Monday, January 3, 2011

What Adam Smith really believed.


Market Man

What did Adam Smith really believe?

1776 was a good year for big ideas, a rare thing. It was also a big year for good ideas, an even rarer one. Our own big-deal Declaration was, in its way, the small pugnacious summary of Enlightenment ideas that had reached their apex that winter, in London. In February, Edward Gibbon published the first volume of “The Decline and Fall of the Roman Empire,” which included the hymn to Roman republican virtues and the great chapter explaining the rise of Christianity in terms of men, not miracles. Then, a month later, his friend Adam Smith published his big book, “The Wealth of Nations,” which put an end to any attempted defense of the mercantile system of colonial dependence on a mother country.

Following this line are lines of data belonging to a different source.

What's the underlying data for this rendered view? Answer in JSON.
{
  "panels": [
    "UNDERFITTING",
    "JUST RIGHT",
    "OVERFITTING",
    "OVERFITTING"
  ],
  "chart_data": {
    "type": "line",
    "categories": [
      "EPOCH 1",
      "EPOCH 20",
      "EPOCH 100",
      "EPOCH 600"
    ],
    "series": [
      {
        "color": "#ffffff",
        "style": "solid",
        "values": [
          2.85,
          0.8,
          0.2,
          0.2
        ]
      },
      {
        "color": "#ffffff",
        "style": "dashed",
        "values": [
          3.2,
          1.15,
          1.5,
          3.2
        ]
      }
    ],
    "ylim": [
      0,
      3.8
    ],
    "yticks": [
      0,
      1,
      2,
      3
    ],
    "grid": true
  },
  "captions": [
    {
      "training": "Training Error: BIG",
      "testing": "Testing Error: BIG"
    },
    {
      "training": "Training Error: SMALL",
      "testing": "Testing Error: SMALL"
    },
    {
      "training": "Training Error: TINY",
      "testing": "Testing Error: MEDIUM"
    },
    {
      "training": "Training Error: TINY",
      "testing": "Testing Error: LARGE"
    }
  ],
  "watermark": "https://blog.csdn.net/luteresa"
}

Classics of English prose, Gibbon’s and Smith’s books don’t just belong to the history of ideas; they helped establish the ideas of history and economics. Gibbon’s is still a model of the tone with which truly enlightened history is written; Smith’s is still the best account of the foundations of market economics. Why do classical economists believe that free trade is good for everyone? Why does the amount of gold kept in the treasury not make much difference to a country’s wealth? Why don’t better machines for making pins eliminate jobs for good, instead of making more jobs of another kind? Why, for that matter, does it not matter whether we’re productive in farming or manufacturing so long as we’re productive? What does productivity even mean? Complex ideas-the division of labor, the advantages of trade—become lucid to the non-economist for the first, and perhaps last, time.